L’uva Bosco in particolare è ritenuta la migliore per ottenere un buon Sciacchetrà, dato che è un’uva robusta, resistente e con un’ottima resa, tanto che in dialetto veniva chiamata Caregase¸ cioè “carica-asino” (nel senso che la produzione è talmente abbondante da affaticare un asino). Peccato che l’uva Bosco sia in un certo senso una novità alle Cinque Terre. Altre uve, dai nomi dialettali come Piccabùn, Bruxapagià, Frappelà, erano usate un tempo (e qualcuno le usa tuttora), mentre l’uva Bosco era usata in minima parte.
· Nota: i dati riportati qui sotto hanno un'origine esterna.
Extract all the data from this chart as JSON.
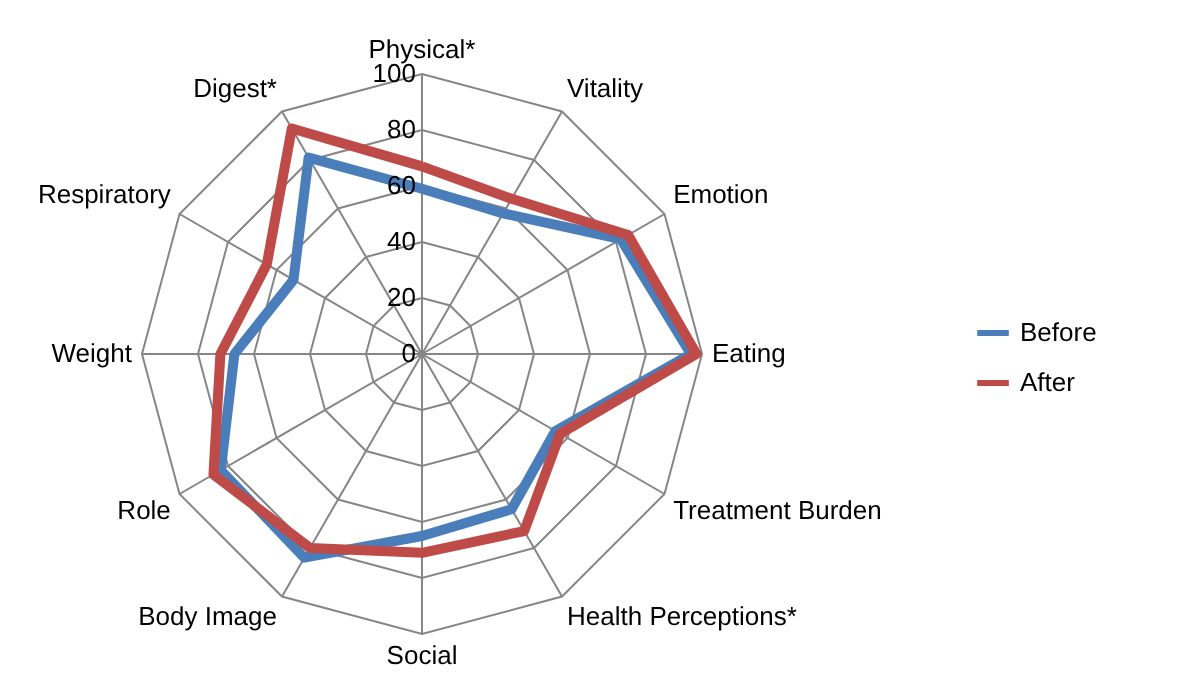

Ciò che cambiò tutto fu l’arrivo della filossera, che costrinse i viticoltori di tutta Europa a innestare i propri vitigni su piante di uva americana e allo stesso tempo a scegliere i vitigni più robusti e che garantivano una resa migliore. Alle Cinque Terre la filossera sarebbe arrivata ai primi del Novecento, almeno vent’anni dopo Telemaco Signorini, quindi è possibile in effetti che lo sciaccatràs bevuto da lui avesse ben poco a che vedere con lo Sciacchetrà che si trova oggi in commercio. Come se non bastasse, pare che un’altra uva avesse la parte del leone nella produzione dello Sciacchetrà di una volta, cioè l’uva Rossese o “Ruzzese” o “Razzese”. Oggi si conosce il Rossese di Dolceacqua, un’uva rossa diffusa nel Ponente ligure, ma molti resoconti parlano di un “Rossese bianco” in uso nel Levante. Forse in effetti si tratta della stessa uva, che per qualche ragione veniva vinificata in bianco, cioè schiacciando le uve e togliendo le bucce? Pare in ogni caso che, prima dell’arrivo della filossera e del successo dell’uva Bosco, l’uva Rossese fosse quella più importante per la viticoltura alla Cinque Terre.
Per aggiungere mistero al mistero, voglio aggiungere che molti anziani e anche meno anziani ricordato uno Sciacchetrà rosso, sì proprio rosso!, che si produceva una volta, ma che ovviamente non è previsto dal disciplinare del 1973 (che contempla solo a bacca bianca). Pare che qualcuno ancora lo faccia, usando proprio quel Rossese che è andato scomparendo dalle Cinque Terre. Sarebbe proprio da provare, che ne dite?